Apparently, there have been a few cuts and bruises along the way, but “The Land” has been a great success, even becoming the subject of a fly-on-the wall documentary by an American filmmaker. Play workers from across the globe have travelled to Plas Madoc for inspiration and the local council fields inquiries every day from people eager to start similar schemes. The underlying thesis of its architects is; it is wrong and counterproductive to make playgrounds too safe – a swing with bucket seat that a child cannot fall out of and spongy safety surfaces will never feature. They believe risk is inherent in how children play and consider it as simply uncertainty, not necessarily a hazard.
Reflecting on the key messages from the triumph of this project has coincided with an ever growing concern we have in our minds regarding the actions of global policymakers. Are today’s central bankers overly protective of investors, treating them like children? We believe risk should be inherent in investing – after all, the whole raison d’etre is to harvest an attractive “risk premium” and, whilst we also believe risk should be a choice and not a fate, it is wrong and counterproductive on numerous levels to make investing too safe.
Why does this matter?
Financial markets have enjoyed their summer too, particularly post the UK’s EU referendum. The result triggered a reintroduction of QE by the Bank of England, which, in turn, coincided with further stimulus from the Bank of Japan and a more dovish tone from the Fed. Consequently, more and more bonds around the world are trading with a negative yield (we are talking over $13 trillion’s worth here) in an environment where the cost of capital is being kept artificially low. Or, put another way, falsely priced. Central bankers are continuing along the track that cheap money will bring forward future demand, by encouraging households to spend more and the corporate sector to invest more. There is some evidence of the former, particularly in the US, but the latter remains scarce.
There is another school of thought about cheap money; that it leads to higher prices for existing assets offering low marginal returns. This encourages buyers of these assets to take on leverage, in order to capture the difference between the low cost of capital and the meagre, but higher, returns available. At the company level, the dramatic changes in their cost of capital has meant many can afford to make investments whose returns might be negligible, if proper interest rate hurdles were used – a misallocation of capital. Moreover, the low cost of borrowing has enabled too many weak companies to survive. As a result, investing in these companies has become artificially less risky, or perhaps, too safe.
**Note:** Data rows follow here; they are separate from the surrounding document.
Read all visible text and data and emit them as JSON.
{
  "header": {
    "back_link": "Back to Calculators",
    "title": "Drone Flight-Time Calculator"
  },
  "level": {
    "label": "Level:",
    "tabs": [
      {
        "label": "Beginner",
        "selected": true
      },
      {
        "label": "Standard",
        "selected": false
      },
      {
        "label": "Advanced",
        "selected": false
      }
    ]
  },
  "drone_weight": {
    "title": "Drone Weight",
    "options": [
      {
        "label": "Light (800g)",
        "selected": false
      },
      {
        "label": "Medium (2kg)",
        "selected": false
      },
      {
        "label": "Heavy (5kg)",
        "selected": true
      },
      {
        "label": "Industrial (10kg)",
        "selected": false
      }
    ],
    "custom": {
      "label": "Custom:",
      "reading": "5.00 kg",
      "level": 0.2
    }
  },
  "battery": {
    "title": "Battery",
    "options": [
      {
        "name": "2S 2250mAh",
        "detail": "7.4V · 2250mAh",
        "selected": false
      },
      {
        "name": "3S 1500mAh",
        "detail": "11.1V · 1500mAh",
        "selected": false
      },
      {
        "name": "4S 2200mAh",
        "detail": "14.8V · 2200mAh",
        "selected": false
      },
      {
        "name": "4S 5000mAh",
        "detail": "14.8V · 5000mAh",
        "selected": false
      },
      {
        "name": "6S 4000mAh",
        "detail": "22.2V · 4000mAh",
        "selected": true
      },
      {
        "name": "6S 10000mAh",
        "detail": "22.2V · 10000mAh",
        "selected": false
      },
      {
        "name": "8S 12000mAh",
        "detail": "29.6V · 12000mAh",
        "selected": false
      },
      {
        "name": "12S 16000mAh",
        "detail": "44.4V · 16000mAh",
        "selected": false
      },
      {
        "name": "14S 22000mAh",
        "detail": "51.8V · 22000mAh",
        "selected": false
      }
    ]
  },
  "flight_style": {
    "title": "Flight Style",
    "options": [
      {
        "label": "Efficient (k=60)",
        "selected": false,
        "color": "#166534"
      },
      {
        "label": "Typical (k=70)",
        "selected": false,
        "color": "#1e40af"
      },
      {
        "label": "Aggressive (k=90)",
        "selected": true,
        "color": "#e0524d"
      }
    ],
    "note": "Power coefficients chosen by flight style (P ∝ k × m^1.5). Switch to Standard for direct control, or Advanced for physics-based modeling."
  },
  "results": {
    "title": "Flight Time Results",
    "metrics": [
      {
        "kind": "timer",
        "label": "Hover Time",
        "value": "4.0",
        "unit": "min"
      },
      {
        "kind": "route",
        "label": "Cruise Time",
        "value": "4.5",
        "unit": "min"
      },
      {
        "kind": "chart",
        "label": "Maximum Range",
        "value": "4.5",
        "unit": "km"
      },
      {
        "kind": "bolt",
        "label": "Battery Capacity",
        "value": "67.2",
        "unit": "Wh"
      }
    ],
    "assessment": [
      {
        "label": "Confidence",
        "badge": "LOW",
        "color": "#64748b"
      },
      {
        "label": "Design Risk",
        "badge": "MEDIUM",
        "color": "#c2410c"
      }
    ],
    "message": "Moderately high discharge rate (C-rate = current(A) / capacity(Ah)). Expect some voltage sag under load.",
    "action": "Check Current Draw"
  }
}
We appreciate risk means different things to different people. What is acceptable to some – our Investment Analyst, Calum, has climbed mountains in the Himalayas (that’s him in the picture!) – is not acceptable to others. In financial markets, the level of risk taken should be commensurate with the potential rewards available. When this natural equilibrium is distorted, we believe it is sensible to be cautious and this has been our position for several weeks across portfolios. The article on “The Land” was entitled ‘Is this the perfect playground, full of junk?’. If global markets are our playground - central bankers should not be wrapping us up in cotton wool. Much like the architects of “The Land”, they should create an environment where investors can weigh up risks and benefits for themselves.